Source: European Parliament — Microplastics: sources, effects and solutions. Versione italianaVersion française

Microplastics. In every living organism.

In a few decades, plastic has entered everything: objects, clothes, food, air. Microplastics — solid particles under 5 millimetres, insoluble and persistent — have become a kind of invisible solid smog contaminating seas, rivers, soil, atmosphere and the food chain. They have been found in human tissue, marine organisms, agricultural soil and freshwater. There is no longer an ecosystem free of them.

There are two types. Primary microplastics are intentionally produced small: microspheres in cosmetics and detergents, glitter, granules for artificial sports pitches. Secondary ones arise from the degradation of larger objects: packaging, fishing nets, synthetic textiles, tyres. The main European sources are not just bags and bottles, but tyre abrasion on road surfaces, washing of synthetic-fibre garments, and granules from artificial grass pitches.

Once released, they circulate between water, air and soil — and end up on our plates. The cycle is closed and global.

In marine ecosystems many species ingest them, mistaking them for food, with effects on nutrition, growth, reproduction and tissue inflammation. The particles move up the food chain carrying chemical additives and pollutants absorbed on their surface.

For human health the picture is still developing. We know that micro and nanoplastics reach us through food, water and air, and have been found in various human tissues. The mechanisms of possible harm — inflammation, oxidative stress, hormonal interference — are documented in many experimental studies. Quantifying the risk for humans is still ongoing. Exposure is certain. The signals are worrying. Quantitative certainties have yet to consolidate.

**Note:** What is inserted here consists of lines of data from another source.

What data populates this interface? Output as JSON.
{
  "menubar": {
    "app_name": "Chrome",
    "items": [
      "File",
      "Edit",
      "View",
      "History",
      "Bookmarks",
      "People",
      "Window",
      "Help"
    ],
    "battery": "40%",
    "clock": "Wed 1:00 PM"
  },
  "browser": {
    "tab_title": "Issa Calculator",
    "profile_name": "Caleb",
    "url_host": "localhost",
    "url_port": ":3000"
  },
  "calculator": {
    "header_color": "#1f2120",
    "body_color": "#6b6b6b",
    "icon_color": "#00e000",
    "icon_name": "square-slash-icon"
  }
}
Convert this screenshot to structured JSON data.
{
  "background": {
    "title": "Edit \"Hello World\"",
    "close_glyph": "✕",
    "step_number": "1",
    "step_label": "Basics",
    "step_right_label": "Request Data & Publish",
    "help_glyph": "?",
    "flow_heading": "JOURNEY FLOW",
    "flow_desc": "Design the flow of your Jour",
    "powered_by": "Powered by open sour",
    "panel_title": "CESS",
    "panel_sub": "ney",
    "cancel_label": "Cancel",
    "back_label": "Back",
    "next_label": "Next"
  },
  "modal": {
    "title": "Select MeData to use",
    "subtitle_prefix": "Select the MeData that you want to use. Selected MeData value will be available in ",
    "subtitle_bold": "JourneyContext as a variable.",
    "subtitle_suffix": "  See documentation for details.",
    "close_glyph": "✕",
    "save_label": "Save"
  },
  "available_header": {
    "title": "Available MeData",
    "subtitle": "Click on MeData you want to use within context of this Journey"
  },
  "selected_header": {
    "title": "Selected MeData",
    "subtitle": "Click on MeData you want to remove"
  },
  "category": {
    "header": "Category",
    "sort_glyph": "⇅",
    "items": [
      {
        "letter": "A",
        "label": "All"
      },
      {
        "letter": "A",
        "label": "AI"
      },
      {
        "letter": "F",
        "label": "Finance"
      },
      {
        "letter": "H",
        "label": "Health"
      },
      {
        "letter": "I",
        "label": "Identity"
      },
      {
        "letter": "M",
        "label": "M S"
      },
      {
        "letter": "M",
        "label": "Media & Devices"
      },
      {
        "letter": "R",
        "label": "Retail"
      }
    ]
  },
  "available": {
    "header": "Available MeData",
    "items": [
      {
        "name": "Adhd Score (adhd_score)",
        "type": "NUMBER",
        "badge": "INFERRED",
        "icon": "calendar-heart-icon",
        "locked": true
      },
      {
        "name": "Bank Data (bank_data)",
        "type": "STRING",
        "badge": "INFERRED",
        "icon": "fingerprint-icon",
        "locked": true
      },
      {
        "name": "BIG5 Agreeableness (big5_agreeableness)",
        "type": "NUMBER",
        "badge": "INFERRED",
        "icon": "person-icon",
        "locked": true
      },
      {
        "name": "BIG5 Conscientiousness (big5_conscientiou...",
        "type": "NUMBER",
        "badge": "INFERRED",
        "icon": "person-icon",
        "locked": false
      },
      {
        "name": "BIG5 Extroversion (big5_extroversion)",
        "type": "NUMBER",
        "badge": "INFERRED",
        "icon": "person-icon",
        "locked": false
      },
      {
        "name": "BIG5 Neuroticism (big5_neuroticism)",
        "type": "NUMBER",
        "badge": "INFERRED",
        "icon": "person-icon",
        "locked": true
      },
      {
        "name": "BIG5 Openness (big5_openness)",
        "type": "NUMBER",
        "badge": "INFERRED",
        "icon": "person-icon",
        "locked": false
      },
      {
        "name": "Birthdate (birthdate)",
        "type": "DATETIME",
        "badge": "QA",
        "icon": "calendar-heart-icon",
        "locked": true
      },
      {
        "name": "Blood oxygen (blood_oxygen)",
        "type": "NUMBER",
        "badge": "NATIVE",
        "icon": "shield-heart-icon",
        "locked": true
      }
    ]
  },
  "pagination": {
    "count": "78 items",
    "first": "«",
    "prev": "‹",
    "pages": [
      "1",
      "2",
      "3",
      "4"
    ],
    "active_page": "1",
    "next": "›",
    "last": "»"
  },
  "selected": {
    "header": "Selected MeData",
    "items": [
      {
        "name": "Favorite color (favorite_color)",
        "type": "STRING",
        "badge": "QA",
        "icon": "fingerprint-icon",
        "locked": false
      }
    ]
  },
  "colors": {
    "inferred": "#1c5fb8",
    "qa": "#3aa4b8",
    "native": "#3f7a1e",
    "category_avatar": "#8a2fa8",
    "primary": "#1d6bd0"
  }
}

The European Union has acted. Regulation (EU) 2023/2055 introduces restrictions on the sale and use of products with intentionally added microplastics: exfoliating cosmetics with microspheres, plastic glitter, granules for synthetic pitches. Progressive bans, labelling requirements, incentives for alternative materials. In parallel, work is underway on less abrasive tyres, filters for domestic washing machines, and standards for water treatment plants.

Faced with such widespread pollution, the temptation is to give up. Some concrete choices exist — reducing single-use plastic, preferring natural fabrics, avoiding cosmetics with microbeads — but the decisive part remains political and industrial. The microplastics already dispersed will remain for a long time: we cannot clean up the planet to the last particle. We can however turn off the tap, drastically reducing new emissions.

The ecological transition is not only about CO₂. It is also about chemistry, materials, the plastic cycle. The question is whether we will be capable of turning this apparently technical issue into one of the political frontiers of our time.

A material problem, not a moral one

Microplastics are not the result of "bad behaviour" by distracted individuals, but the coherent product of an industrial model built on cheap oil, single-use objects and externalised costs. The fact that today we breathe, eat and drink plastic is a physical reality, not a metaphor: it marks the point at which consumer society literally penetrates our tissues.

This is why the response cannot be reduced to an appeal to consumer goodwill: we need policies that ban what can be banned, make costly what is currently "easy" for industry, fund research and conversion towards different materials, and make those who generate externalities pay for them. What is at stake is not only the protection of ecosystems, but also an idea of material democracy: who decides what ends up inside our bodies, and under what rules?